Want to grep records in alphabetical order from a file and split into other files

Hi All,

I have one file containing thousands of table names in single column. Now I want that file split into multiple files e.g one file containing table names starting from A, other containing all tables starting from B...and so on..till Z.

I tried below but it did not work.

for i in {A..Z}; do grep ^$i ; done< erg.txt

Using this logic it just gives tables starting with A and then stops. While it should give all files in sequence, then I can use some logic to save them alphabetically Please advise.

here, erg.txt is the name of main file. Sample is like this

user@86340-hostname:~$ cat erg.txt | head
ABD_DET
ABS_MSTR
ABSC_DET
ABSCC_DET
ABSD_DET
ABSI_MSTR
ABSL_DET
ABSP_DET
ABSPLI_REF
ABSR_DET
awk 'NF{if(f) close(f);f=substr($1,1,1)".txt";print >>f}' erg.txt
1 Like

This proposal is nice and short and solves the problem, but in case (large chunks of) the input file is sorted, it performs too many unnecessary file open/close operations. Try a small adaption:

awk '
NF      {TMP=substr($1,1,1)".txt"
         if (FN && FN != TMP) close (FN)                 
         FN=TMP
         print >> FN
        }
' file
2 Likes

Thanks..It worked like a magic :slight_smile:

Could you please explain the logic as well? I never used FN in awk so it will be a learning for me.:slight_smile:

It extracts the first character from the first field in every line and stores it, extended by the string constant ".txt", into a temp string variable. If this differs from the old file name in variable FN, close the old file. Then assign the temp var to the file name var FN, and append the entire line to this file.
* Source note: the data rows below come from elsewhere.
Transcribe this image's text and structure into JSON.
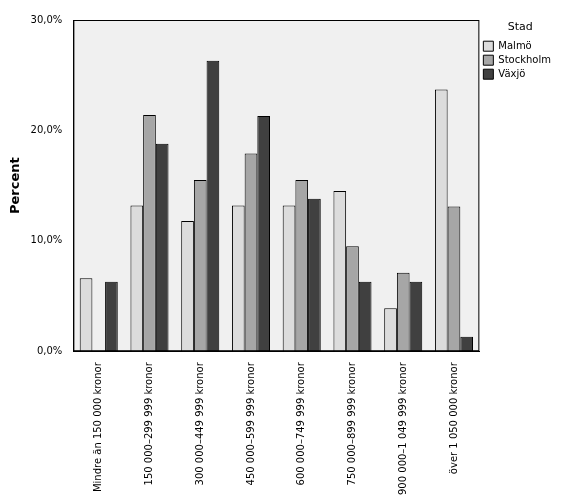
{
  "chart_data": {
    "type": "bar",
    "y_label": "Percent",
    "legend_title": "Stad",
    "categories": [
      "Mindre än 150 000 kronor",
      "150 000–299 999 kronor",
      "300 000–449 999 kronor",
      "450 000–599 999 kronor",
      "600 000–749 999 kronor",
      "750 000–899 999 kronor",
      "900 000–1 049 999 kronor",
      "över 1 050 000 kronor"
    ],
    "series": [
      {
        "name": "Malmö",
        "color": "#dcdcdc",
        "values": [
          6.6,
          13.2,
          11.8,
          13.2,
          13.2,
          14.5,
          3.9,
          23.7
        ]
      },
      {
        "name": "Stockholm",
        "color": "#a6a6a6",
        "values": [
          0,
          21.4,
          15.5,
          17.9,
          15.5,
          9.5,
          7.1,
          13.1
        ]
      },
      {
        "name": "Växjö",
        "color": "#404040",
        "values": [
          6.3,
          18.8,
          26.3,
          21.3,
          13.8,
          6.3,
          6.3,
          1.3
        ]
      }
    ],
    "ylim": [
      0,
      30
    ],
    "yticks": [
      {
        "value": 0,
        "label": "0,0%"
      },
      {
        "value": 10,
        "label": "10,0%"
      },
      {
        "value": 20,
        "label": "20,0%"
      },
      {
        "value": 30,
        "label": "30,0%"
      }
    ],
    "grid": false,
    "legend": "right"
  }
}
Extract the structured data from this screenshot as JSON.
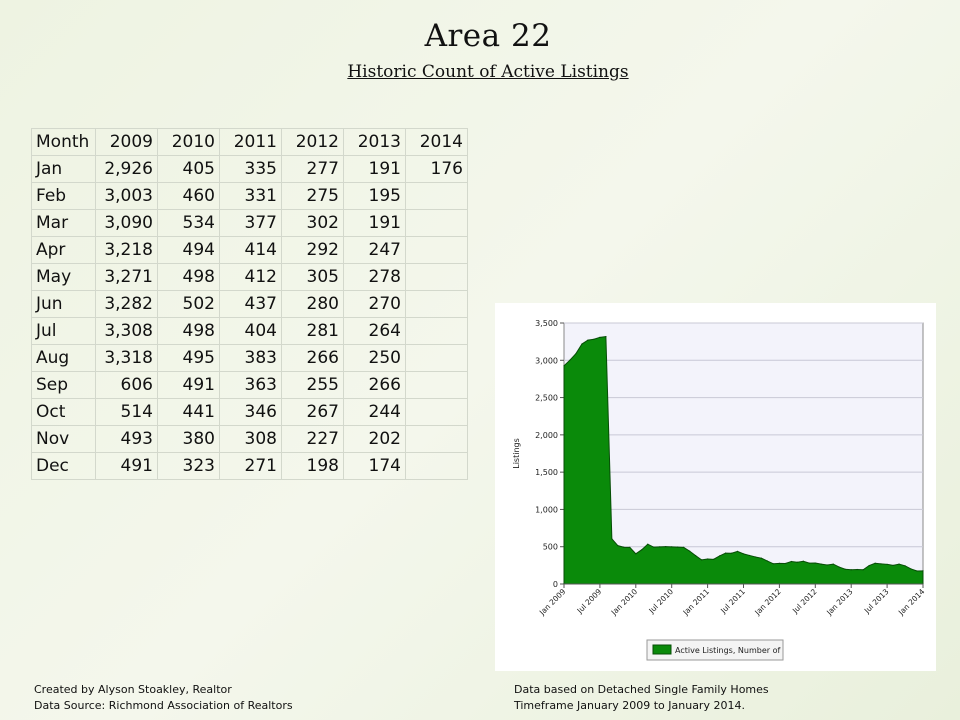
{
  "header": {
    "title": "Area 22",
    "subtitle": "Historic Count of Active Listings"
  },
  "table": {
    "columns": [
      "Month",
      "2009",
      "2010",
      "2011",
      "2012",
      "2013",
      "2014"
    ],
    "rows": [
      [
        "Jan",
        "2,926",
        "405",
        "335",
        "277",
        "191",
        "176"
      ],
      [
        "Feb",
        "3,003",
        "460",
        "331",
        "275",
        "195",
        ""
      ],
      [
        "Mar",
        "3,090",
        "534",
        "377",
        "302",
        "191",
        ""
      ],
      [
        "Apr",
        "3,218",
        "494",
        "414",
        "292",
        "247",
        ""
      ],
      [
        "May",
        "3,271",
        "498",
        "412",
        "305",
        "278",
        ""
      ],
      [
        "Jun",
        "3,282",
        "502",
        "437",
        "280",
        "270",
        ""
      ],
      [
        "Jul",
        "3,308",
        "498",
        "404",
        "281",
        "264",
        ""
      ],
      [
        "Aug",
        "3,318",
        "495",
        "383",
        "266",
        "250",
        ""
      ],
      [
        "Sep",
        "606",
        "491",
        "363",
        "255",
        "266",
        ""
      ],
      [
        "Oct",
        "514",
        "441",
        "346",
        "267",
        "244",
        ""
      ],
      [
        "Nov",
        "493",
        "380",
        "308",
        "227",
        "202",
        ""
      ],
      [
        "Dec",
        "491",
        "323",
        "271",
        "198",
        "174",
        ""
      ]
    ]
  },
  "chart_data": {
    "type": "area",
    "title": "",
    "xlabel": "",
    "ylabel": "Listings",
    "ylim": [
      0,
      3500
    ],
    "yticks": [
      0,
      500,
      1000,
      1500,
      2000,
      2500,
      3000,
      3500
    ],
    "ytick_labels": [
      "0",
      "500",
      "1,000",
      "1,500",
      "2,000",
      "2,500",
      "3,000",
      "3,500"
    ],
    "xtick_labels": [
      "Jan 2009",
      "Jul 2009",
      "Jan 2010",
      "Jul 2010",
      "Jan 2011",
      "Jul 2011",
      "Jan 2012",
      "Jul 2012",
      "Jan 2013",
      "Jul 2013",
      "Jan 2014"
    ],
    "grid": true,
    "legend_position": "bottom",
    "series": [
      {
        "name": "Active Listings, Number of",
        "color": "#0a8a0a",
        "values": [
          2926,
          3003,
          3090,
          3218,
          3271,
          3282,
          3308,
          3318,
          606,
          514,
          493,
          491,
          405,
          460,
          534,
          494,
          498,
          502,
          498,
          495,
          491,
          441,
          380,
          323,
          335,
          331,
          377,
          414,
          412,
          437,
          404,
          383,
          363,
          346,
          308,
          271,
          277,
          275,
          302,
          292,
          305,
          280,
          281,
          266,
          255,
          267,
          227,
          198,
          191,
          195,
          191,
          247,
          278,
          270,
          264,
          250,
          266,
          244,
          202,
          174,
          176
        ]
      }
    ]
  },
  "footer": {
    "left_line1": "Created by Alyson Stoakley, Realtor",
    "left_line2": "Data Source: Richmond Association of Realtors",
    "right_line1": "Data based on Detached Single Family Homes",
    "right_line2": "Timeframe January 2009 to January 2014."
  }
}
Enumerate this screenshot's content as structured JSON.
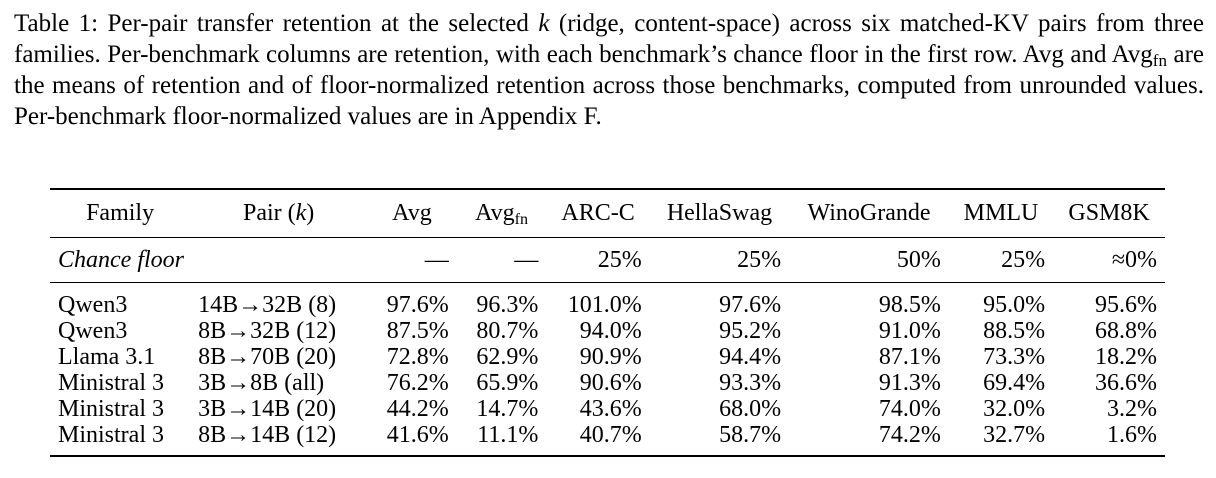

BTW, a small adaption to your own code snippet would have made it work:

for i in {A..Z}; do grep ^$i <erg.txt >$i.txt ; done

, although it would have opened and read erg.txt 26 times.

1 Like

Plus, it would have created 26 files with A to Z whether grep found content to place into or not from erg.txt.

Thanks guys! I appreciate your responses.